The truck which caused the accident (herein called “ International ”) had been bought some three weeks prior to the accident from an agency in Worcester, Mass., by Gerald Lucia, a son of William, who was engaged in the trucking business in Orange, Mass., under the name of the L & L Trucking Company.
Shortly before the accident, Gerald Lucia had sent his employee Ring to New York in another truck. This truck had broken down. Ring attempted to summon help from his employer late in the evening of December 12, 1933. The latter, not being home when Ring telephoned, his father, William Lucia, without defendant’s knowledge or permission, took the plates from the Dodge coupe and put them on the International truck belonging to the trucking company and drove to New York. On reaching there, he turned this truck over to Ring, who used it for the purpose of securing parts to equip the truck which had broken down. The accident happened while Ring was using the truck for this purpose.
Defendant’s claim, as corroborated, “ is not improbable on its face, it is not unreasonable, is not contradicted by facts, circumstances or presumptions arising from the facts, and has nothing about it or in it to create suspicion.” (Der Ohannessian v. Elliott, 233 N. Y. 326, 329.)
In the circumstances we are of opinion that plaintiff’s prima facie case of ownership and control was overcome by defendant’s evidence.
The plaintiff attempted to introduce into evidence a letter dated January 23, 1934, claimed to have been written by the defendant to plaintiff’s former attorney in answer to the attorney’s prior communication respecting the accident. There was a disagreement as to the attorney’s version of the accident and a reference therein to “ my driver.” This letter was on two sheets. The quoted words which plaintiff sought to rely upon as an admission by the defendant were on the first sheet.
There was no testimony by the attorney to whom it was addressed nor any concession that he would testify to the effect that this was the actual two-page communication received in answer to his letter to the defendant, unlike the concession with respect to the attorney’s own letter to the defendant.
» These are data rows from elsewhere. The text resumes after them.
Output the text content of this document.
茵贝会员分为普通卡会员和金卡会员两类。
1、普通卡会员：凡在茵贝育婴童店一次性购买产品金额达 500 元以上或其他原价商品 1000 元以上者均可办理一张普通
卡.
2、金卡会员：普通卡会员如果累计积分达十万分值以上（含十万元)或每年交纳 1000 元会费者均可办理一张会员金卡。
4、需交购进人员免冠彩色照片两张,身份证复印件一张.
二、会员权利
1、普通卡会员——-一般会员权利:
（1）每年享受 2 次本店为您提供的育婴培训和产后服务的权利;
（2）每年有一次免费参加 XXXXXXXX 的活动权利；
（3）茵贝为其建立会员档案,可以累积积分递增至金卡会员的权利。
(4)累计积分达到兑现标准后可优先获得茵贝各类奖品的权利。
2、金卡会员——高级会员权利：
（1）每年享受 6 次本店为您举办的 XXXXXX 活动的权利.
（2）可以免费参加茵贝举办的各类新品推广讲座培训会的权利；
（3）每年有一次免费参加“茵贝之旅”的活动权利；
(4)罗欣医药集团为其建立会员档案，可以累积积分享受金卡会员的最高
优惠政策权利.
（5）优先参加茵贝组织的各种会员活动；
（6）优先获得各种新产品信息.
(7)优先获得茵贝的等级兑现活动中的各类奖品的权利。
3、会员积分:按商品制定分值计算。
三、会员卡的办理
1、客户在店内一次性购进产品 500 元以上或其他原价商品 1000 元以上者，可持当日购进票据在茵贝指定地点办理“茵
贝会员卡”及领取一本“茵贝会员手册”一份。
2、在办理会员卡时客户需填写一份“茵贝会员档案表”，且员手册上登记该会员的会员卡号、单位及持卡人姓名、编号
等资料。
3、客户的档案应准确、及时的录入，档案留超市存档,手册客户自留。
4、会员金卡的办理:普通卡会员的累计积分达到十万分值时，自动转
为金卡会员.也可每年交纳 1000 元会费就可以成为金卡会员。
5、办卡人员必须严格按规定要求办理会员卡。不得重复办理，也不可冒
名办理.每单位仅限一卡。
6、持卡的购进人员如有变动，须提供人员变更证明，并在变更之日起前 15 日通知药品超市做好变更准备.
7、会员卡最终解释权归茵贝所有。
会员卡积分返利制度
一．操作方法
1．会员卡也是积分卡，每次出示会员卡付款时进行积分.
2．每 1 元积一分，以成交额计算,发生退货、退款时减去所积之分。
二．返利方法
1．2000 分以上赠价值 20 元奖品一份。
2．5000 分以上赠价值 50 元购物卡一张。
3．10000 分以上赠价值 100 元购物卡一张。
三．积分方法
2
In these circumstances we do not think it was error to exclude this alleged answer of defendant under the provisions of section 332 of the Civil Practice Act. The document itself, not having been proved, it would be futile to admit the signature thereto which was on a separate sheet.
Furthermore, assuming without conceding that the document should have been admitted into evidence, it would not have destroyed the other evidence to the effect that the truck in question was not owned, controlled or operated by this defendant at the time of the accident.
It follows, therefore, that the judgment should be reversed, with costs, and the complaint dismissed, with costs.
Mabtin, P. J., Glennon, Untebmyeb and Dobe, JJ., concur.
Judgment unanimously reversed, with costs, and the complaint dismissed, with costs.